9. They've definitely made the right decisions early on in how they set up the closed loop between experiments they want to run or data they want to collect and their vehicle fleet. Tying hard/weird examples in with simulations to generate a large number of variants of a single instance of a real-world "weird" scenario is a logical extension and really neat to see because this helps try to address the problem with the long-tail of weird scenarios. It still doesn't fundamentally solve this because the long-tail in the real-world is really long but with time this will still improve the overall FSD abilities to handle weird scenarios
10. I feel like they were a bit disingenuous with their Dojo presentation. There was very little distinction made between what they have built, tested and benchmarked to-date vs. what was aspirational with regards to Dojo. They only just got one working D1 on a benchtop that they managed to train a small GPT model on, but the slides would have you believe they have this huge room-sized cluster almost built up and ready to go. During the Q&A session a researcher on compilers for distributed computing systems asked a question about whether Tesla had managed to solve a very hard and challenging problem with such systems that is an active area of research in academia and the reply from the Tesla counterpart was very wishy washy, basically saying no, it's hard, but we think we can solve it. How Dojo eventually shakes out is still a big unknown at this point.
11. While the inner-geek in my loved the Dojo stuff, and I'm sure anyone working on computing hardware would absolutely love to see someone spending time and a lot of resources on developing a whole new architecture, I have to say that taking a step back and looking past all the hype, it still isn't clear to me if investing all of this effort into Dojo is really all that beneficial to Tesla. It feels more like someone said this would be cool if we did this, and they just ran with it. At the end of the day, even if they meet all their goals for performance and efficiency, it's not like Dojo is going to let them train fundamentally new types of networks that are impossible to train on any other hardware. The Google's, Facebooks, OpenAIs of the world are doing just fine training extraordinarily complex ML systems using conventional GPU clusters relying on nVidia GPUs/TPUs.
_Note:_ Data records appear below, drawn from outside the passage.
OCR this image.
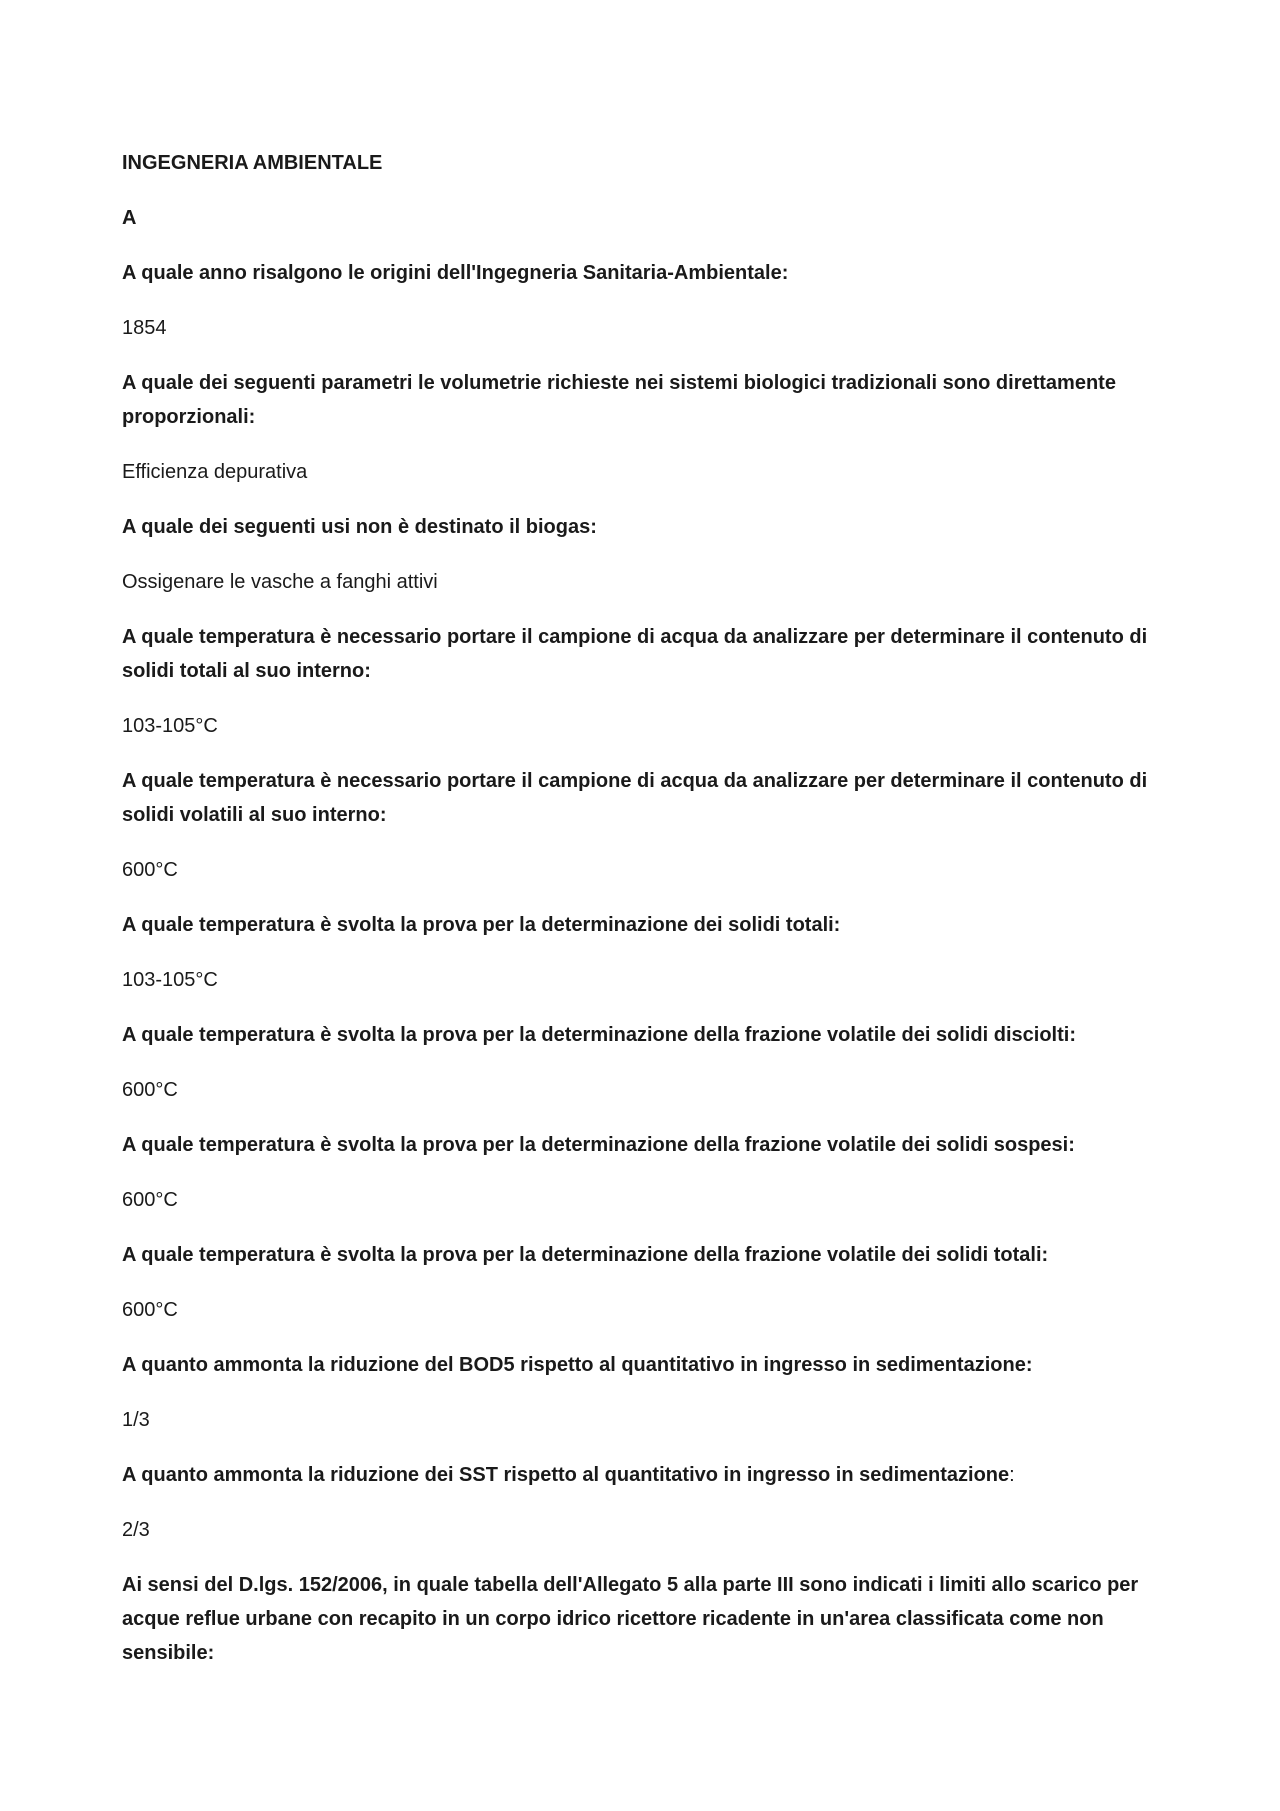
INGEGNERIA AMBIENTALE
A
A quale anno risalgono le origini dell'Ingegneria Sanitaria-Ambientale:
1854
A quale dei seguenti parametri le volumetrie richieste nei sistemi biologici tradizionali sono direttamente proporzionali:
Efficienza depurativa
A quale dei seguenti usi non è destinato il biogas:
Ossigenare le vasche a fanghi attivi
A quale temperatura è necessario portare il campione di acqua da analizzare per determinare il contenuto di solidi totali al suo interno:
103-105°C
A quale temperatura è necessario portare il campione di acqua da analizzare per determinare il contenuto di solidi volatili al suo interno:
600°C
A quale temperatura è svolta la prova per la determinazione dei solidi totali:
103-105°C
A quale temperatura è svolta la prova per la determinazione della frazione volatile dei solidi disciolti:
600°C
A quale temperatura è svolta la prova per la determinazione della frazione volatile dei solidi sospesi:
600°C
A quale temperatura è svolta la prova per la determinazione della frazione volatile dei solidi totali:
600°C
A quanto ammonta la riduzione del BOD5 rispetto al quantitativo in ingresso in sedimentazione:
1/3
A quanto ammonta la riduzione dei SST rispetto al quantitativo in ingresso in sedimentazione:
2/3
Ai sensi del D.lgs. 152/2006, in quale tabella dell'Allegato 5 alla parte III sono indicati i limiti allo scarico per acque reflue urbane con recapito in un corpo idrico ricettore ricadente in un'area classificata come non sensibile:
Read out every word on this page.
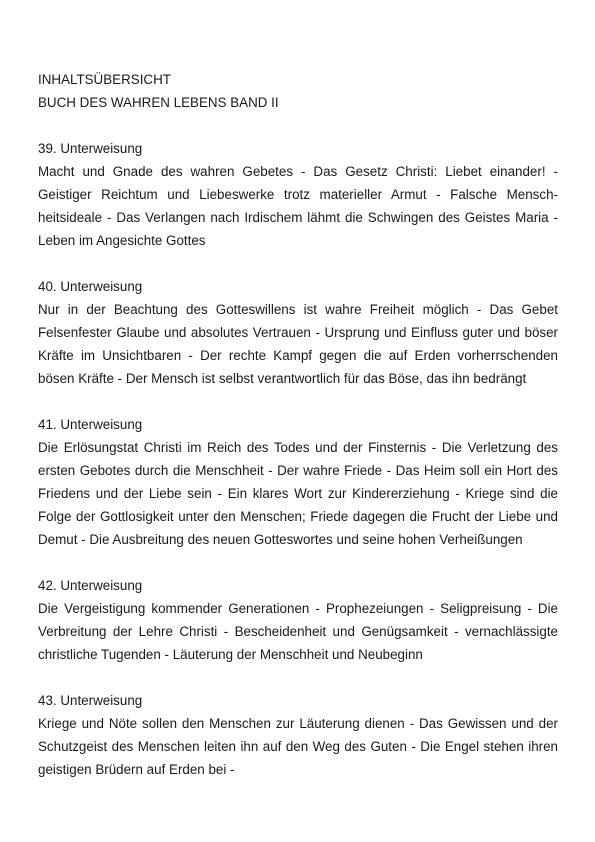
INHALTSÜBERSICHT
BUCH DES WAHREN LEBENS BAND II
39. Unterweisung
Macht und Gnade des wahren Gebetes - Das Gesetz Christi: Liebet einander! - Geistiger Reichtum und Liebeswerke trotz materieller Armut - Falsche Menschheitsideale - Das Verlangen nach Irdischem lähmt die Schwingen des Geistes Maria - Leben im Angesichte Gottes
40. Unterweisung
Nur in der Beachtung des Gotteswillens ist wahre Freiheit möglich - Das Gebet Felsenfester Glaube und absolutes Vertrauen - Ursprung und Einfluss guter und böser Kräfte im Unsichtbaren - Der rechte Kampf gegen die auf Erden vorherrschenden bösen Kräfte - Der Mensch ist selbst verantwortlich für das Böse, das ihn bedrängt
41. Unterweisung
Die Erlösungstat Christi im Reich des Todes und der Finsternis - Die Verletzung des ersten Gebotes durch die Menschheit - Der wahre Friede - Das Heim soll ein Hort des Friedens und der Liebe sein - Ein klares Wort zur Kindererziehung - Kriege sind die Folge der Gottlosigkeit unter den Menschen; Friede dagegen die Frucht der Liebe und Demut - Die Ausbreitung des neuen Gotteswortes und seine hohen Verheißungen
42. Unterweisung
Die Vergeistigung kommender Generationen - Prophezeiungen - Seligpreisung - Die Verbreitung der Lehre Christi - Bescheidenheit und Genügsamkeit - vernachlässigte christliche Tugenden - Läuterung der Menschheit und Neubeginn
43. Unterweisung
Kriege und Nöte sollen den Menschen zur Läuterung dienen - Das Gewissen und der Schutzgeist des Menschen leiten ihn auf den Weg des Guten - Die Engel stehen ihren geistigen Brüdern auf Erden bei -
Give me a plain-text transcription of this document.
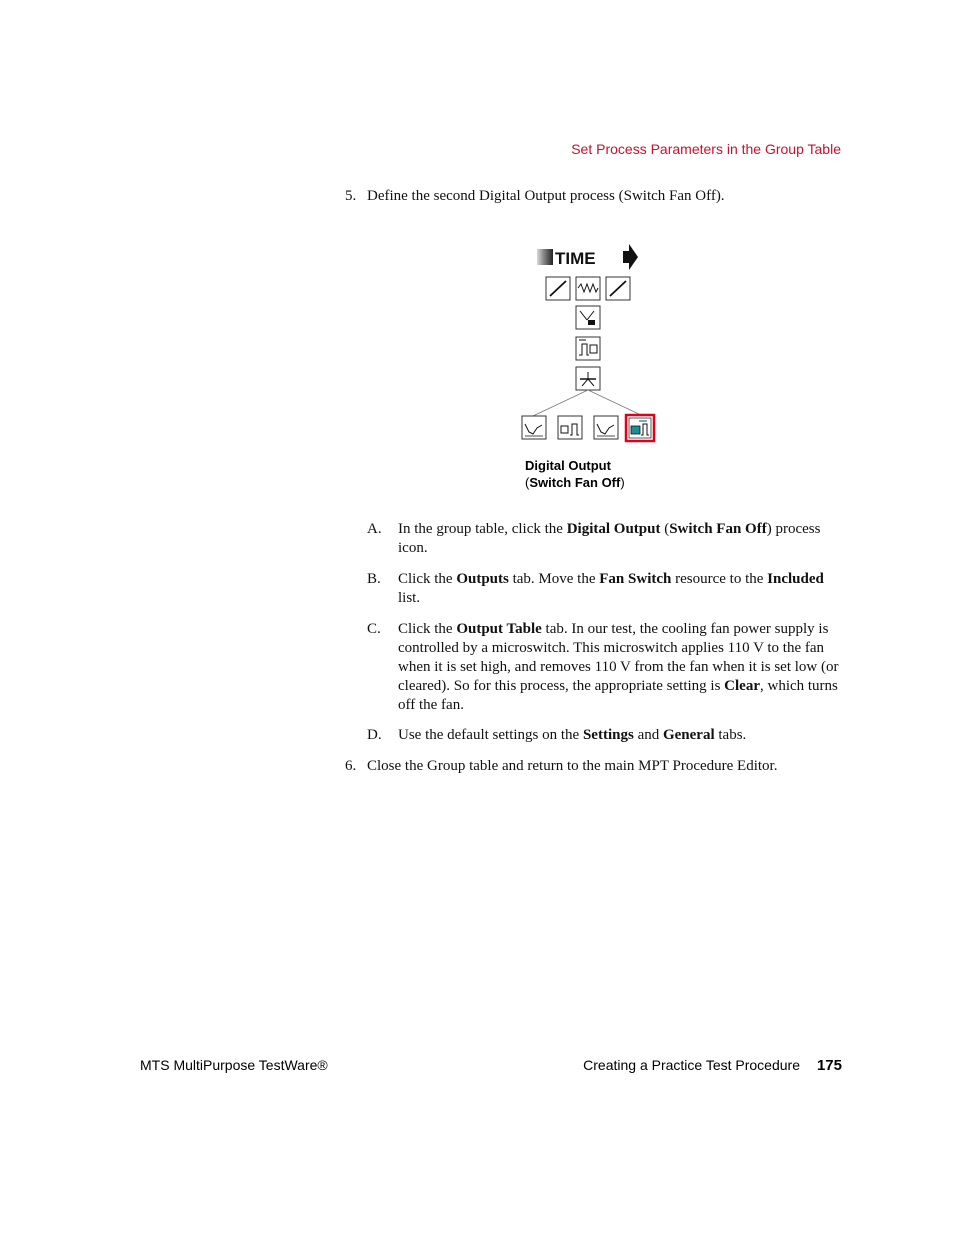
Set Process Parameters in the Group Table
5. Define the second Digital Output process (Switch Fan Off).
TIME
Digital Output
(Switch Fan Off)
A. In the group table, click the Digital Output (Switch Fan Off) process icon.
B. Click the Outputs tab. Move the Fan Switch resource to the Included list.
C. Click the Output Table tab. In our test, the cooling fan power supply is controlled by a microswitch. This microswitch applies 110 V to the fan when it is set high, and removes 110 V from the fan when it is set low (or cleared). So for this process, the appropriate setting is Clear, which turns off the fan.
D. Use the default settings on the Settings and General tabs.
6. Close the Group table and return to the main MPT Procedure Editor.
MTS MultiPurpose TestWare®	Creating a Practice Test Procedure 175
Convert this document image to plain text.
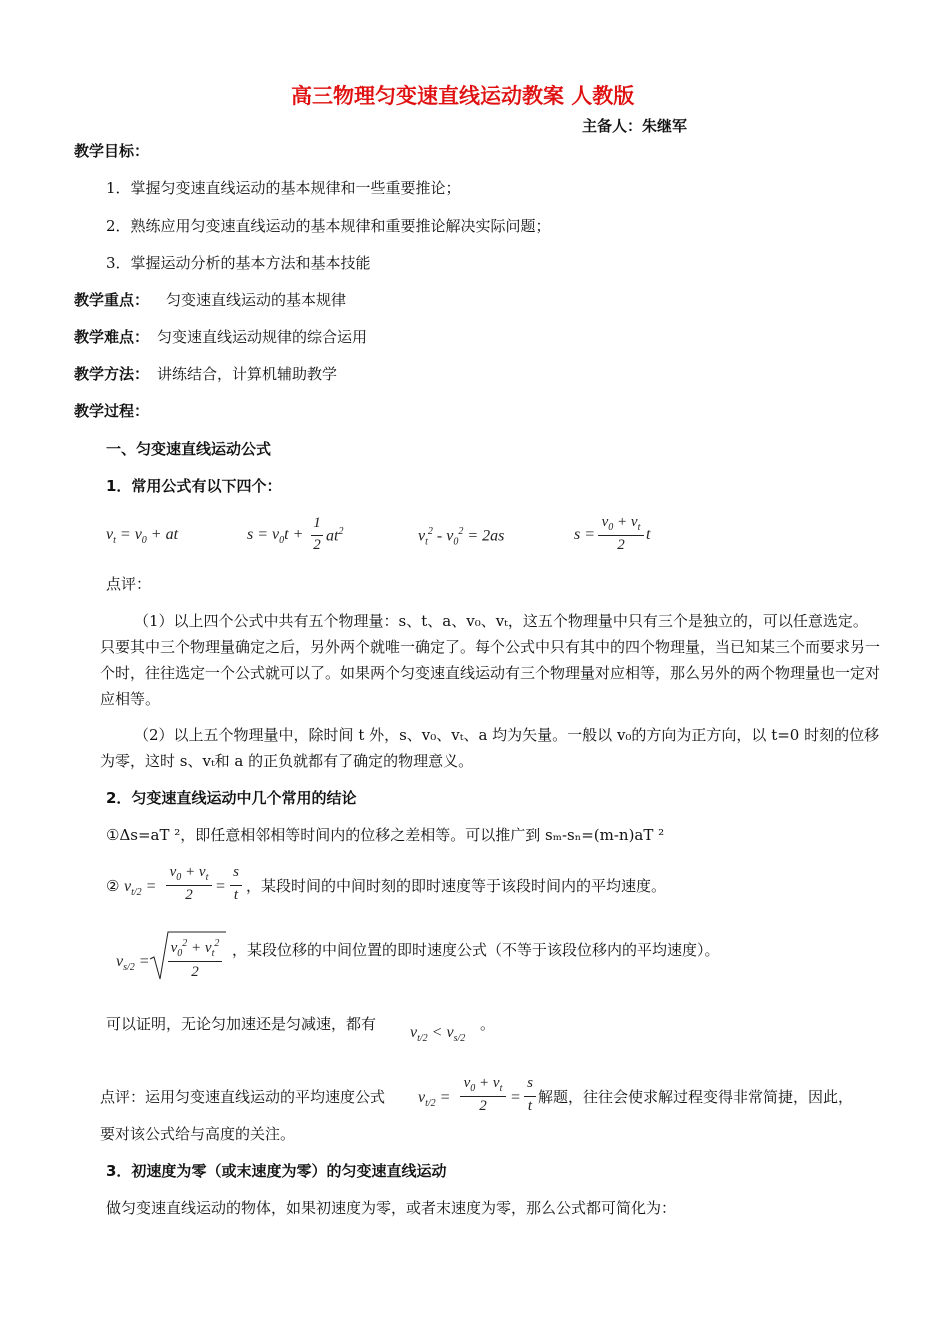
高三物理匀变速直线运动教案 人教版
主备人：朱继军
教学目标：
1．掌握匀变速直线运动的基本规律和一些重要推论；
2．熟练应用匀变速直线运动的基本规律和重要推论解决实际问题；
3．掌握运动分析的基本方法和基本技能
教学重点： 匀变速直线运动的基本规律
教学难点： 匀变速直线运动规律的综合运用
教学方法： 讲练结合，计算机辅助教学
教学过程：
一、匀变速直线运动公式
1．常用公式有以下四个：
$v_t = v_0$ + at	$s = v_0t$ +
1
2
$at^2$	$v_t^2 - v_0^2 = 2as$	s =
$v_0 + v_t$
2
t
点评：
（1）以上四个公式中共有五个物理量：s、t、a、v₀、vₜ，这五个物理量中只有三个是独立的，可以任意选定。只要其中三个物理量确定之后，另外两个就唯一确定了。每个公式中只有其中的四个物理量，当已知某三个而要求另一个时，往往选定一个公式就可以了。如果两个匀变速直线运动有三个物理量对应相等，那么另外的两个物理量也一定对应相等。
（2）以上五个物理量中，除时间 t 外，s、v₀、vₜ、a 均为矢量。一般以 v₀的方向为正方向，以 t=0 时刻的位移为零，这时 s、vₜ和 a 的正负就都有了确定的物理意义。
2．匀变速直线运动中几个常用的结论
①Δs=aT ²，即任意相邻相等时间内的位移之差相等。可以推广到 sₘ-sₙ=(m-n)aT ²
② $v_{t/2}$ =
$v_0 + v_t$
2	=
s
t ，某段时间的中间时刻的即时速度等于该段时间内的平均速度。
$v_{s/2}$ =
$v_0^2 + v_t^2$
2
，某段位移的中间位置的即时速度公式（不等于该段位移内的平均速度）。
可以证明，无论匀加速还是匀减速，都有 $v_{t/2} < v_{s/2}$
。
点评：运用匀变速直线运动的平均速度公式 $v_{t/2}$ =
$v_0 + v_t$
2	=
s
t 解题，往往会使求解过程变得非常简捷，因此，
要对该公式给与高度的关注。
3．初速度为零（或末速度为零）的匀变速直线运动
做匀变速直线运动的物体，如果初速度为零，或者末速度为零，那么公式都可简化为：
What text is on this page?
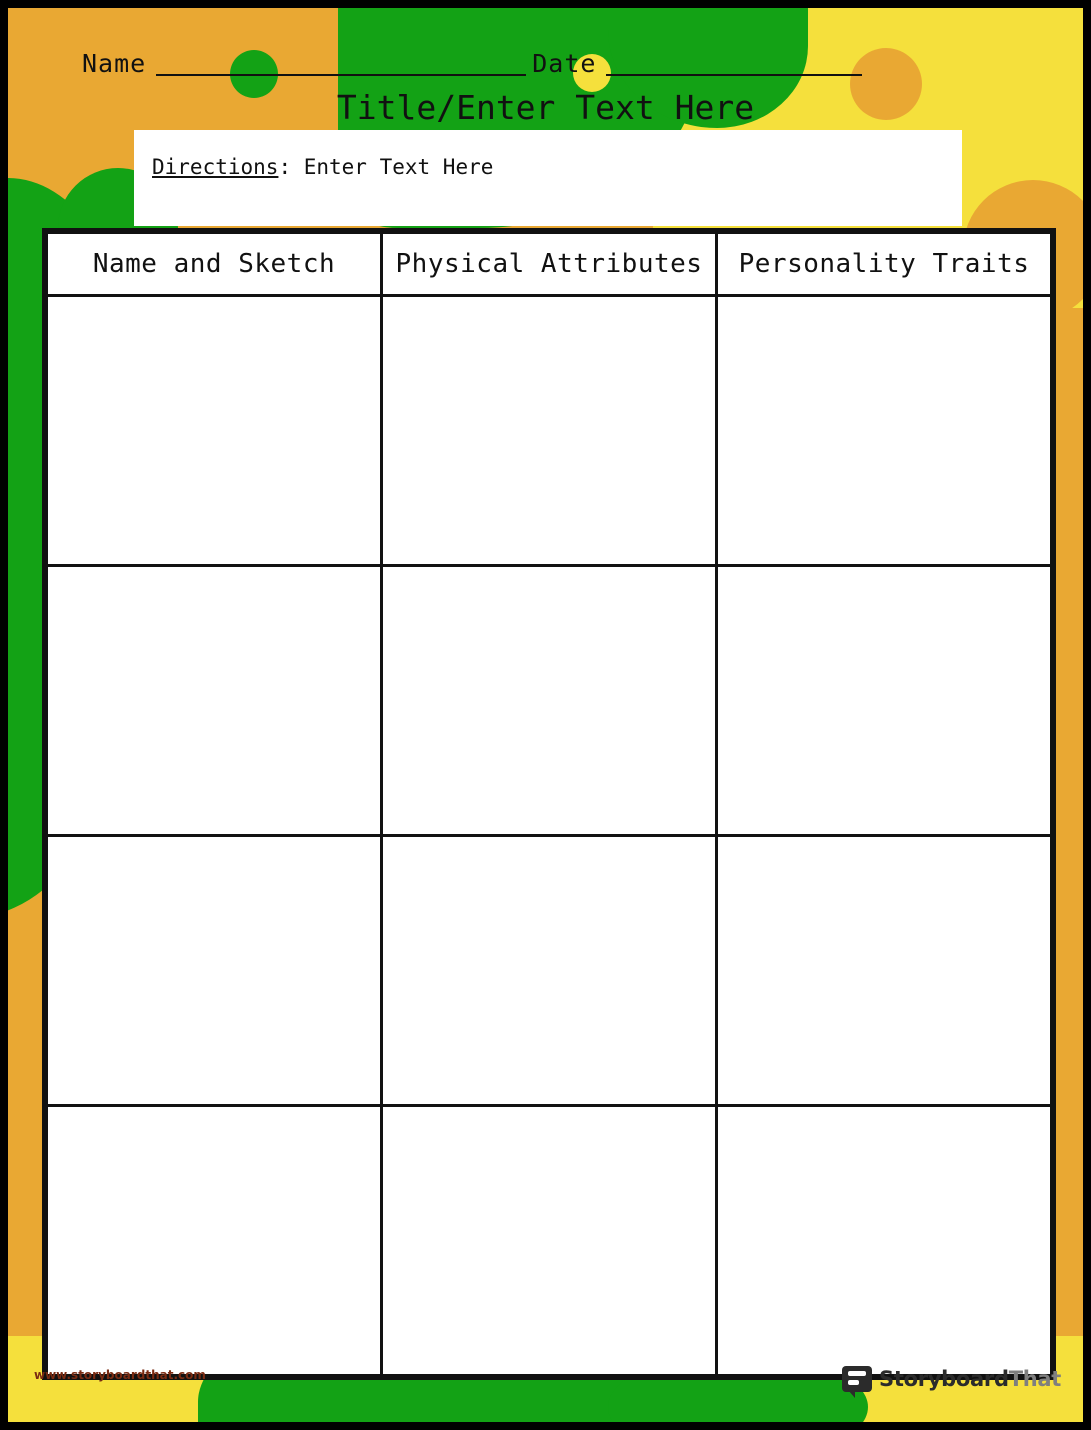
Name	Date
Title/Enter Text Here
Directions: Enter Text Here
Name and Sketch	Physical Attributes	Personality Traits

www.storyboardthat.com	StoryboardThat
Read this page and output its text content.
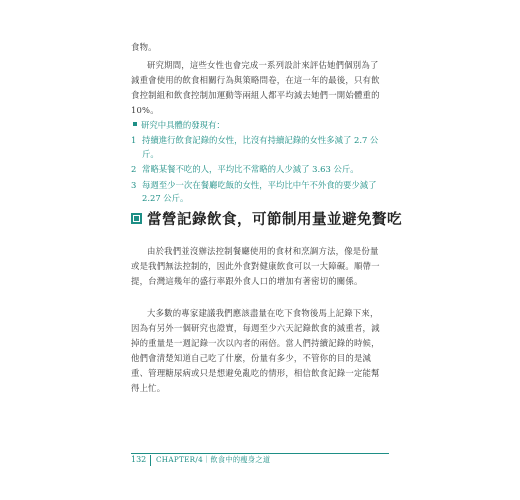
食物。

研究期間，這些女性也會完成一系列設計來評估她們個別為了減重會使用的飲食相關行為與策略問卷，在這一年的最後，只有飲食控制組和飲食控制加運動等兩組人都平均減去她們一開始體重的 10%。

研究中具體的發現有：
1 持續進行飲食記錄的女性，比沒有持續記錄的女性多減了 2.7 公斤。
2 常略某餐不吃的人，平均比不常略的人少減了 3.63 公斤。
3 每週至少一次在餐廳吃飯的女性，平均比中午不外食的要少減了 2.27 公斤。
當營記錄飲食，可節制用量並避免贅吃

由於我們並沒辦法控制餐廳使用的食材和烹調方法，像是份量或是我們無法控制的，因此外食對健康飲食可以一大障礙。順帶一提，台灣這幾年的盛行率跟外食人口的增加有著密切的關係。

大多數的專家建議我們應該盡量在吃下食物後馬上記錄下來，因為有另外一個研究也證實，每週至少六天記錄飲食的減重者，減掉的重量是一週記錄一次以內者的兩倍。當人們持續記錄的時候，他們會清楚知道自己吃了什麼，份量有多少，不管你的目的是減重、管理糖尿病或只是想避免亂吃的情形，相信飲食記錄一定能幫得上忙。

132 CHAPTER/4｜飲食中的瘦身之道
Even Tesla to date has managed to do everything they have achieved so far on such clusters. All Dojo will let them do is train things faster by some amount, and at a lower cost. It isn't a fundamental game-changer in any aspect that opens up fundamentally new directions and opportunities for Tesla. I wonder if the company wouldn't have been better served building out a regular GPU computing cluster and saving all these resources and allocating it elsewhere. Still curious to see how it shakes out, but it still seems like a bit of a gamble to me with very questionable long-term benefit.
All in all, it was a neat presentation and everything looks to be going in a better direction and it certainly doesn't look like Tesla is just stuck spinning wheels. I'm still very skeptical on them getting anywhere near L5 anytime soon, but I do feel fairly confident that they will have a extremely solid AP even in city conditions with the progress they are making. I still do wish they just made the plunge with augmenting with automotive Lidar, but I guess that's not going to happen due to the optics of switching up their sensor suite so late in the game and the fact that they have sold FSD to so many customers already with the current camera suite.